E. Training and access governance
Fraud investigators and legal teams often need broad access; strict role definitions and audit logs are essential.
13) Common pitfalls (and how to avoid them)
Treating fraud prevention as a blanket excuse Fix: tie each activity to a lawful basis; apply minimization and retention limits.
Over-reliance on consent for mandatory controls Fix: use contractual necessity/legal obligation/legitimate interests for essential controls; reserve consent for optional features.
Repurposing fraud data for unrelated analytics/marketing Fix: enforce purpose limitation; obtain a separate lawful basis if needed.
Poor handling of sensitive personal information Fix: classify data; ensure sensitive-data conditions are met; apply heightened safeguards.
Opaque adverse actions with no remediation path Fix: implement review processes and correction mechanisms for false positives.
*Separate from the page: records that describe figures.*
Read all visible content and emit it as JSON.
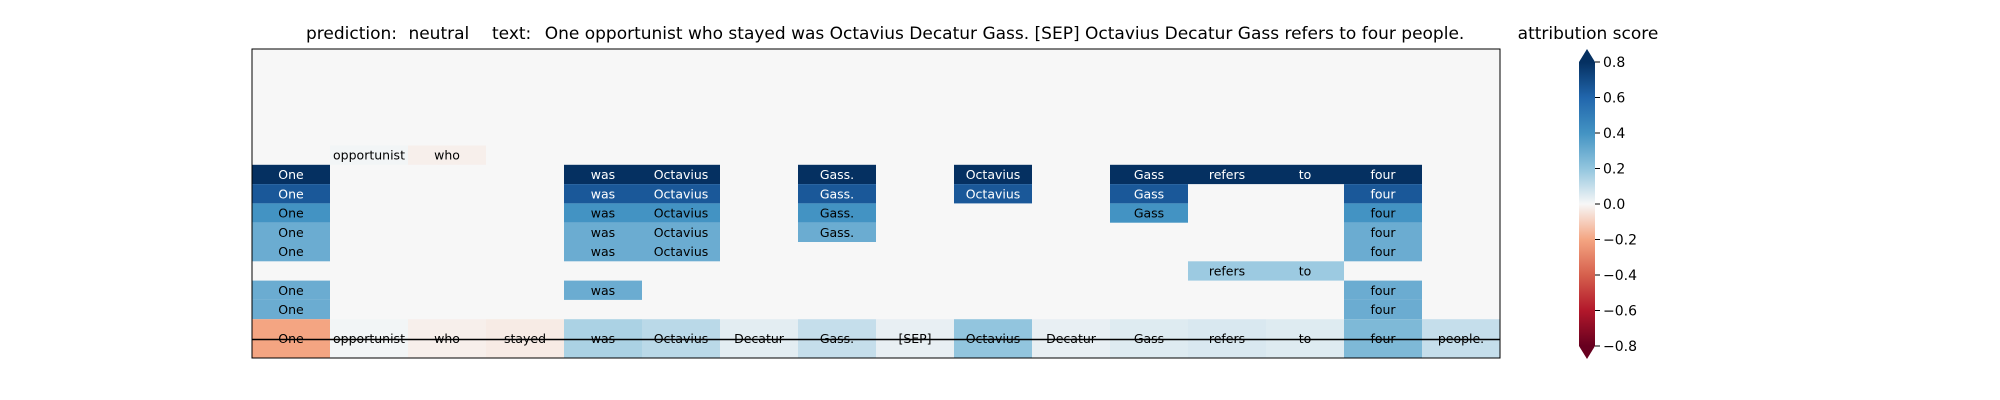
{
  "chart_data": {
    "type": "heatmap",
    "prediction_label": "prediction:",
    "prediction": "neutral",
    "text_label": "text:",
    "text": "One opportunist who stayed was Octavius Decatur Gass. [SEP] Octavius Decatur Gass refers to four people.",
    "colorbar_title": "attribution score",
    "colorbar_ticks": [
      "0.8",
      "0.6",
      "0.4",
      "0.2",
      "0.0",
      "−0.2",
      "−0.4",
      "−0.6",
      "−0.8"
    ],
    "colorbar_tick_values": [
      0.8,
      0.6,
      0.4,
      0.2,
      0.0,
      -0.2,
      -0.4,
      -0.6,
      -0.8
    ],
    "colorbar_range": [
      -0.8,
      0.8
    ],
    "colormap": "RdBu",
    "tokens": [
      "One",
      "opportunist",
      "who",
      "stayed",
      "was",
      "Octavius",
      "Decatur",
      "Gass.",
      "[SEP]",
      "Octavius",
      "Decatur",
      "Gass",
      "refers",
      "to",
      "four",
      "people."
    ],
    "rows": [
      [
        null,
        null,
        null,
        null,
        null,
        null,
        null,
        null,
        null,
        null,
        null,
        null,
        null,
        null,
        null,
        null
      ],
      [
        null,
        null,
        null,
        null,
        null,
        null,
        null,
        null,
        null,
        null,
        null,
        null,
        null,
        null,
        null,
        null
      ],
      [
        null,
        null,
        null,
        null,
        null,
        null,
        null,
        null,
        null,
        null,
        null,
        null,
        null,
        null,
        null,
        null
      ],
      [
        null,
        null,
        null,
        null,
        null,
        null,
        null,
        null,
        null,
        null,
        null,
        null,
        null,
        null,
        null,
        null
      ],
      [
        null,
        null,
        null,
        null,
        null,
        null,
        null,
        null,
        null,
        null,
        null,
        null,
        null,
        null,
        null,
        null
      ],
      [
        null,
        0.01,
        -0.02,
        null,
        null,
        null,
        null,
        null,
        null,
        null,
        null,
        null,
        null,
        null,
        null,
        null
      ],
      [
        0.8,
        null,
        null,
        null,
        0.8,
        0.8,
        null,
        0.8,
        null,
        0.8,
        null,
        0.8,
        0.8,
        0.8,
        0.8,
        null
      ],
      [
        0.65,
        null,
        null,
        null,
        0.65,
        0.65,
        null,
        0.65,
        null,
        0.65,
        null,
        0.65,
        null,
        null,
        0.65,
        null
      ],
      [
        0.4,
        null,
        null,
        null,
        0.4,
        0.4,
        null,
        0.4,
        null,
        null,
        null,
        0.4,
        null,
        null,
        0.4,
        null
      ],
      [
        0.3,
        null,
        null,
        null,
        0.3,
        0.3,
        null,
        0.3,
        null,
        null,
        null,
        null,
        null,
        null,
        0.3,
        null
      ],
      [
        0.3,
        null,
        null,
        null,
        0.3,
        0.3,
        null,
        null,
        null,
        null,
        null,
        null,
        null,
        null,
        0.3,
        null
      ],
      [
        null,
        null,
        null,
        null,
        null,
        null,
        null,
        null,
        null,
        null,
        null,
        null,
        0.18,
        0.18,
        null,
        null
      ],
      [
        0.3,
        null,
        null,
        null,
        0.3,
        null,
        null,
        null,
        null,
        null,
        null,
        null,
        null,
        null,
        0.3,
        null
      ],
      [
        0.3,
        null,
        null,
        null,
        null,
        null,
        null,
        null,
        null,
        null,
        null,
        null,
        null,
        null,
        0.3,
        null
      ]
    ],
    "summary_row": [
      -0.2,
      0.01,
      -0.02,
      -0.03,
      0.15,
      0.12,
      0.04,
      0.1,
      0.03,
      0.2,
      0.03,
      0.05,
      0.06,
      0.05,
      0.25,
      0.1
    ]
  }
}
Weak data sharing governance Fix: formalize sharing arrangements; define roles; require security and retention terms.
14) Sector notes (where fraud and legal purposes are especially regulated)
- Financial institutions / payments: monitoring, KYC, and reporting often have strong legal obligation foundations; consortium and interbank sharing should be carefully structured and documented.
- Insurance: claims investigation can be legitimate interest and contract-based; medical data in fraud investigations triggers sensitive-data rules and confidentiality expectations.
- E-commerce / platforms: legitimate interests is common for anti-fraud analytics; transparency and minimization are key, especially with device and behavioral tracking.
- Employers: internal investigations may rely on legitimate interests and legal obligation; be careful with power imbalance and the limited validity of “consent” in employment.
15) Penalties and enforcement exposure (why getting lawful basis wrong is costly)
Misaligned lawful basis, excessive processing, poor security, or unlawful disclosure can lead to:
- Regulatory enforcement and compliance orders by National Privacy Commission
- Civil liability for damages in appropriate cases
- Criminal penalties for certain unlawful acts under the Data Privacy Act (depending on the violation and circumstances)
- Reputational harm and operational disruption (especially in fraud programs where trust is central)
16) Bottom-line framework: choosing the right lawful basis for fraud prevention and legal purposes
A defensible approach typically looks like this:
- Use legal obligation where a statute/regulation requires KYC, monitoring, retention, or disclosure.
- Use contractual necessity for processing essential to deliver the secure service the individual requested.
- Use legitimate interests for broader fraud prevention, network security, internal investigations, and risk controls—paired with documented balancing and safeguards.
- Use consent sparingly, mainly for optional anti-fraud features or enhanced verification methods (e.g., biometrics), ensuring it is genuinely voluntary.
- For sensitive personal information, ensure you meet the stricter conditions (often explicit consent or legally authorized processing tied to protecting lawful rights/interests, including legal claims), and apply elevated protections.